Siamo abituati a considerare la connettività come un fattore positivo, sia nella vita sociale che in ambito lavorativo. Ad esempio, un’ampia rete di contatti su LinkedIn può essere interpretata come un vantaggio professionale. Tuttavia, in alcuni individui che sperimentano una perdita di interesse per attività un tempo gratificanti, una connettività cerebrale eccessiva potrebbe invece contribuire alla loro condizione.
Uno studio pubblicato sul Journal of Affective Disorders ha individuato un legame tra un’elevata connettività cerebrale e l’anedonia, un sintomo comune in diverse patologie mentali. Questa scoperta potrebbe favorire diagnosi più accurate, basate su prove biologiche piuttosto che esclusivamente su autovalutazioni soggettive.
L’anedonia e il suo impatto sulla salute mentale
L’anedonia, ovvero l’incapacità di provare piacere, è un sintomo diffuso in molte patologie psichiatriche, tra cui la depressione e i disturbi d’ansia. Secondo il National Survey on Drug Use and Health del 2021, circa un adulto su cinque negli Stati Uniti ha segnalato problematiche legate alla salute mentale. Tuttavia, nonostante la sua diffusione, mancano marcatori fisiologici chiari che ne confermino la diagnosi.
“Gli attuali criteri diagnostici in psichiatria mostrano una capacità limitata di catturare la complessità delle malattie mentali”, si legge nel rapporto. Proprio per questo, il gruppo di ricercatori ha cercato di individuare correlati fisiologici della salute mentale, partendo dallo studio sui modelli animali.
Ricerche precedenti avevano evidenziato il ruolo di una specifica regione cerebrale, il nucleo paraventricolare del talamo (PVT), sia nella risposta alle minacce che nell’elaborazione delle ricompense nei topi. Questo ha portato gli scienziati a indagare se un meccanismo analogo fosse presente anche negli esseri umani.
Il ruolo centrale del nucleo paraventricolare del talamo
Il PVT è una struttura chiave nell’elaborazione delle emozioni e nella memorizzazione delle esperienze avversive. Essendo parte del talamo, una regione che si sviluppa precocemente nel cervello, il suo ruolo è cruciale nell’apprendimento emotivo.
Secondo Bianca T. Leonard, coautrice dello studio e ricercatrice presso l’Università della California, Irvine, il PVT potrebbe essere coinvolto nella codifica di esperienze negative infantili.
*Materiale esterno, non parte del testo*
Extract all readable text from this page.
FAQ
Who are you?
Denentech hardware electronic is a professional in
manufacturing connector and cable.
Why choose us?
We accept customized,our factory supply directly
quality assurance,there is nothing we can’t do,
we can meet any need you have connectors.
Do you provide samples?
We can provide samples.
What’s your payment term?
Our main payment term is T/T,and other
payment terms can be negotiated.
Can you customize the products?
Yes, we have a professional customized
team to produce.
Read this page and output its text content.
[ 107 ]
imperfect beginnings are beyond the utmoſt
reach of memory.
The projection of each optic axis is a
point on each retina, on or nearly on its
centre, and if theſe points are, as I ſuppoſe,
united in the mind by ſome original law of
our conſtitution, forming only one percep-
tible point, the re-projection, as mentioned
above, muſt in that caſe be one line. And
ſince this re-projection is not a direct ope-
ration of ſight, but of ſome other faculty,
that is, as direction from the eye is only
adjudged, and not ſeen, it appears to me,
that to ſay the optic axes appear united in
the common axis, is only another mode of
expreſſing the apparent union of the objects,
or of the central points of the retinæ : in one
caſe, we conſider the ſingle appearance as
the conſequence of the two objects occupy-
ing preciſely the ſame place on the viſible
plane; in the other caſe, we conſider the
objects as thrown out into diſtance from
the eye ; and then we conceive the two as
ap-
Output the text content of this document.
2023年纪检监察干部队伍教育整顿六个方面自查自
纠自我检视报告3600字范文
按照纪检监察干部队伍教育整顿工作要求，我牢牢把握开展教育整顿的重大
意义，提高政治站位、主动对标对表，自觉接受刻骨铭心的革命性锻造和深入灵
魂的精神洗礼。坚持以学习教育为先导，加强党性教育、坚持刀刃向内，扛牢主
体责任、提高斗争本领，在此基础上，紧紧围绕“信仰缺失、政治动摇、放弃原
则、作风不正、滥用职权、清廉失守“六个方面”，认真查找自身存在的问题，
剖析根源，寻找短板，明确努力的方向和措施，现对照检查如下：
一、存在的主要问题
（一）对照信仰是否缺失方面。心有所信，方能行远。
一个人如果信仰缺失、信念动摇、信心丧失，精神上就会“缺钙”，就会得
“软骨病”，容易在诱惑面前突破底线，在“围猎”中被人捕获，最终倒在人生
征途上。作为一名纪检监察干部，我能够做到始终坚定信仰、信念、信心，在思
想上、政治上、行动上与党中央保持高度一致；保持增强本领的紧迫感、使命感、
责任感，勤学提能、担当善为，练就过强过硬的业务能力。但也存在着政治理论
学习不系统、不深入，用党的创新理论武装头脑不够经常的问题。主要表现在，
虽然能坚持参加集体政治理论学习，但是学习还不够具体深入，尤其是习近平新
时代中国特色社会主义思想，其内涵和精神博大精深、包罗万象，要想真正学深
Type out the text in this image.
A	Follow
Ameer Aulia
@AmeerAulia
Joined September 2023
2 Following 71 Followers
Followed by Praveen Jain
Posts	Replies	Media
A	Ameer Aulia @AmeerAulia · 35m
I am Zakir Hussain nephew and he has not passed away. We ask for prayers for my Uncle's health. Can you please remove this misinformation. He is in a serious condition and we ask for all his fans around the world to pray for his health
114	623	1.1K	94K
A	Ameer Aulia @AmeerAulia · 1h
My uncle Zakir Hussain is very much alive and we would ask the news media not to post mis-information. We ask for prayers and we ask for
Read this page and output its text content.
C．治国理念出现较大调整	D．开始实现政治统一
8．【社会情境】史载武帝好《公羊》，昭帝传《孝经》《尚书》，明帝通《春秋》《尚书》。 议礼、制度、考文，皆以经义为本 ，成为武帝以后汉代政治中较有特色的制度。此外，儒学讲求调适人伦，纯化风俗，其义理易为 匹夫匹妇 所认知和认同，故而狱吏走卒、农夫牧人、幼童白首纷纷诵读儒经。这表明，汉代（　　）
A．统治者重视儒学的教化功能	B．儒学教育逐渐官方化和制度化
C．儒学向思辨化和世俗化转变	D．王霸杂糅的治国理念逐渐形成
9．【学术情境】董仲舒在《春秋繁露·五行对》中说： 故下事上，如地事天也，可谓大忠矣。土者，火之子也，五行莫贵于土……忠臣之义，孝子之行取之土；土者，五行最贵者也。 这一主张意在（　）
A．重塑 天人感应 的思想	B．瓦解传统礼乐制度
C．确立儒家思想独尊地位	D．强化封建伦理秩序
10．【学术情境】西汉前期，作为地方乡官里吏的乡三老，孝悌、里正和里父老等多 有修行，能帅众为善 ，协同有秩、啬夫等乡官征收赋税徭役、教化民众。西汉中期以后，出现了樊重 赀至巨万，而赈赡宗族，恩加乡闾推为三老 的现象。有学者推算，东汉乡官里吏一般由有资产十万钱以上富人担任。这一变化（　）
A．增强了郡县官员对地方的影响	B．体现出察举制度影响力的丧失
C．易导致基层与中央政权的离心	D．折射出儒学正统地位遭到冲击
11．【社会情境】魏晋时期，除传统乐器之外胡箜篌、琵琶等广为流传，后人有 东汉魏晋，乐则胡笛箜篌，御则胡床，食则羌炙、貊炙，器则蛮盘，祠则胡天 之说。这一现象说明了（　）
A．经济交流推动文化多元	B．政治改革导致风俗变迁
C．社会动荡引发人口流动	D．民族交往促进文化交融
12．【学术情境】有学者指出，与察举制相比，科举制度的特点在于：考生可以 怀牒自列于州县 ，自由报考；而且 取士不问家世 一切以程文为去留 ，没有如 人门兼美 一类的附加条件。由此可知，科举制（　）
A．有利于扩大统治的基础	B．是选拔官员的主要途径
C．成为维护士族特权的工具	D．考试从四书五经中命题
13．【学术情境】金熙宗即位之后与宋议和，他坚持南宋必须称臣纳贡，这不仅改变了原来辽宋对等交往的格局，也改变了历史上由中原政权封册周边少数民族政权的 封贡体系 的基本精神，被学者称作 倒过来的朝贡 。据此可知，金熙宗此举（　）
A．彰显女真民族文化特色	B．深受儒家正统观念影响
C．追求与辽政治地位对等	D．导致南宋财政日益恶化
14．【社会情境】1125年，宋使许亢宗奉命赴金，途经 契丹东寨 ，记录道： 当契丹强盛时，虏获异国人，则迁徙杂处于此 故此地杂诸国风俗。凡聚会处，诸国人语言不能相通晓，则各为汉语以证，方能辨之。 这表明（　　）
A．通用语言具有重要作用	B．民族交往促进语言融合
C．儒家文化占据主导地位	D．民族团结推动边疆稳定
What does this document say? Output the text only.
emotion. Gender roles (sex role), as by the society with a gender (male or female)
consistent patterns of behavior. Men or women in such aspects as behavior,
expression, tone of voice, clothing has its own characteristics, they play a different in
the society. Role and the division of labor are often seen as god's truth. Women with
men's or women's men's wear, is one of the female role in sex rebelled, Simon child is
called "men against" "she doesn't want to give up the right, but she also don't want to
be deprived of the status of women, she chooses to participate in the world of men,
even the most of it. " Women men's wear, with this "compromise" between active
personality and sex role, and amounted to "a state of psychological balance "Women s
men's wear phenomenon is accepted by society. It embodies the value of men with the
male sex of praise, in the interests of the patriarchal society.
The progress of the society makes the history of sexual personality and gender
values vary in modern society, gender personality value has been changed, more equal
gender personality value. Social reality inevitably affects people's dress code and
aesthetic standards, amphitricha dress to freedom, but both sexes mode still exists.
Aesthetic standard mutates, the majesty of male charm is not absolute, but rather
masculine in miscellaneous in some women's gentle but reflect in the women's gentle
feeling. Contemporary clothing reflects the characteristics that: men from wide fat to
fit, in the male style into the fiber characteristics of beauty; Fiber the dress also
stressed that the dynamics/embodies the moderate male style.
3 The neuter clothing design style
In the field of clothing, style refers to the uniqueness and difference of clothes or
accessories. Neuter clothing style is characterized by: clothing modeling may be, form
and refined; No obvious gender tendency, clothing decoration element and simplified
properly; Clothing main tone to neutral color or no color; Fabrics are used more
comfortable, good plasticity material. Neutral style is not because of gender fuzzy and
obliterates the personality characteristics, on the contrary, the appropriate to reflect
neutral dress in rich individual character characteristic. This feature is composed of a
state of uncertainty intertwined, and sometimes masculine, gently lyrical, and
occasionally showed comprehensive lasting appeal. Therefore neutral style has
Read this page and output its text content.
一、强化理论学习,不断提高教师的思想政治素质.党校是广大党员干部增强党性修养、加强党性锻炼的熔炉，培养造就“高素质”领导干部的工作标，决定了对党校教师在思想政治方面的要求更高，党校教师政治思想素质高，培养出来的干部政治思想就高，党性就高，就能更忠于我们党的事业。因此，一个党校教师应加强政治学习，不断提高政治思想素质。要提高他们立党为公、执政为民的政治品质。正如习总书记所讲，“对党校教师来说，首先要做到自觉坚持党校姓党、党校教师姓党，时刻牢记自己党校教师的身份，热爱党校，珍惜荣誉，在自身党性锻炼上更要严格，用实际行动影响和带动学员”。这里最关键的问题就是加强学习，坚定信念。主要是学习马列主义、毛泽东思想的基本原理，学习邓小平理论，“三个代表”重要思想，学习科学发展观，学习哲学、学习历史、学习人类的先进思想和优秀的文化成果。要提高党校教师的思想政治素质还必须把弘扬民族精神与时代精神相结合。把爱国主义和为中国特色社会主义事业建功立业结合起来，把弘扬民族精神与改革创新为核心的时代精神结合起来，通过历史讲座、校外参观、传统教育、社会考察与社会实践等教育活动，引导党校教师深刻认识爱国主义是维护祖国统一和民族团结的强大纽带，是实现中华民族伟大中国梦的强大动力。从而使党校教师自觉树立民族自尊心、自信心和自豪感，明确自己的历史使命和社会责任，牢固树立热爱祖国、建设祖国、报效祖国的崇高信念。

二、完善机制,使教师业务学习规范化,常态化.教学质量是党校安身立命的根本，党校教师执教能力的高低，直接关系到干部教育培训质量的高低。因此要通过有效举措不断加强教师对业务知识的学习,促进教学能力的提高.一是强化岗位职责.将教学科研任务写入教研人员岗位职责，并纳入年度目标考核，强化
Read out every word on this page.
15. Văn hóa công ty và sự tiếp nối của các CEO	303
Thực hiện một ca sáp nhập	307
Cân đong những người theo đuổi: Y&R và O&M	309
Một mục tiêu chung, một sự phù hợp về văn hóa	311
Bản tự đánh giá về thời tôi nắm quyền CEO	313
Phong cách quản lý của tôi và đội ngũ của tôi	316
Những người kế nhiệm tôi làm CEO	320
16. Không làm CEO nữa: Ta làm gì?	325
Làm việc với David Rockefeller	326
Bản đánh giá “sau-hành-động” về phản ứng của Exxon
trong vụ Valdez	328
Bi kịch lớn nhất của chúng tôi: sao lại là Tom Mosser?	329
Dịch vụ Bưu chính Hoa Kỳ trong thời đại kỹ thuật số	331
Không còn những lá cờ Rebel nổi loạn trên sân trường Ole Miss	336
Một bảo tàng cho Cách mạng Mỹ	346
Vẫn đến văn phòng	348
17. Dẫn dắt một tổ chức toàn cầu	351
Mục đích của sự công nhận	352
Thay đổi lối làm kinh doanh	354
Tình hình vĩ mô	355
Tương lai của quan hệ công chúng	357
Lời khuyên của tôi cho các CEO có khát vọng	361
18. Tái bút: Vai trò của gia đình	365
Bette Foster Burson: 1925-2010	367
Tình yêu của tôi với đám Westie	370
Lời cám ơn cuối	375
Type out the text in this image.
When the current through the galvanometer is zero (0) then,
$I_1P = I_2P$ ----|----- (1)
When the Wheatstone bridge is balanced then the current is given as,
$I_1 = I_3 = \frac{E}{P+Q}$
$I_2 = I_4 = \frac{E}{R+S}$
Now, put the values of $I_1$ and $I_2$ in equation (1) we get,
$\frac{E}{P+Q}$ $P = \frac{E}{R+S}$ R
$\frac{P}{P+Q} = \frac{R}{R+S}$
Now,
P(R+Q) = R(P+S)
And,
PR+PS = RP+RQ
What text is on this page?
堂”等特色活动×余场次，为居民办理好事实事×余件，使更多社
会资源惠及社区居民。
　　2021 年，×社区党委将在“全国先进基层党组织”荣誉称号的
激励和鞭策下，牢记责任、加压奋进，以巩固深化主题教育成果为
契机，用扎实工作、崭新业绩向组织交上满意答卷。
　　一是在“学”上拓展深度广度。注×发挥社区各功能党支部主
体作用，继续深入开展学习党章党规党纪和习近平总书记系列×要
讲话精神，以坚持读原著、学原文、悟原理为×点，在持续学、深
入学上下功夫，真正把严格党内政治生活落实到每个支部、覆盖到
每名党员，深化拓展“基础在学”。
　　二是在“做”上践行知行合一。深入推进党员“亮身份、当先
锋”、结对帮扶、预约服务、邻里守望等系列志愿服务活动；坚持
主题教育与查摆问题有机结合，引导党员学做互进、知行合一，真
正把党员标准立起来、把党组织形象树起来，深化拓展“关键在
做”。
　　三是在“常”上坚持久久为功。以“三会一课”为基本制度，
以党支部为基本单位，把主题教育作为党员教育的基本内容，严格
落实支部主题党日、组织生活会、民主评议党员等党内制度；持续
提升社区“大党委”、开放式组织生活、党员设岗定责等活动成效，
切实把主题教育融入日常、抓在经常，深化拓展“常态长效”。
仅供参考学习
Se un bambino viene spaventato da un cane o tocca accidentalmente una superficie bollente, è possibile che tali eventi vengano immagazzinati e processati proprio in questa area cerebrale.
L’analisi attraverso le tecniche di imaging cerebrale
Per verificare questa ipotesi, il team di ricerca ha reclutato un gruppo di volontari, sottoponendoli a valutazioni psichiatriche per misurare i livelli di depressione e ansia. Successivamente, sono stati effettuati esami di risonanza magnetica (MRI) per analizzare la connettività cerebrale.
Dopo aver standardizzato le immagini per compensare le differenze anatomiche individuali, gli studiosi hanno rilevato una maggiore connettività tra il PVT e un’altra regione del cervello, il nucleo accumbens (NAc), nei soggetti con punteggi più elevati di depressione e ansia.
“I risultati mi hanno sorpresa: l’effetto osservato nei modelli animali si è manifestato anche negli esseri umani, ed era strettamente correlato all’anedonia”, ha dichiarato Leonard.
Verso una nuova comprensione della salute mentale
L’auspicio della ricerca è quello di migliorare le strategie di screening per le malattie mentali. L’anedonia non è solo un sintomo di depressione e ansia, ma è anche frequentemente associata a disturbi legati all’abuso di sostanze.
Fornire ai pazienti e ai professionisti della salute mentale una prova biologica tangibile potrebbe facilitare diagnosi più precise e aiutare un numero maggiore di persone a ricevere trattamenti adeguati.
“Dimostrare che ciò che stanno vivendo ha una base neurologica potrebbe contribuire a ridurre lo stigma legato alla salute mentale”, ha affermato Leonard.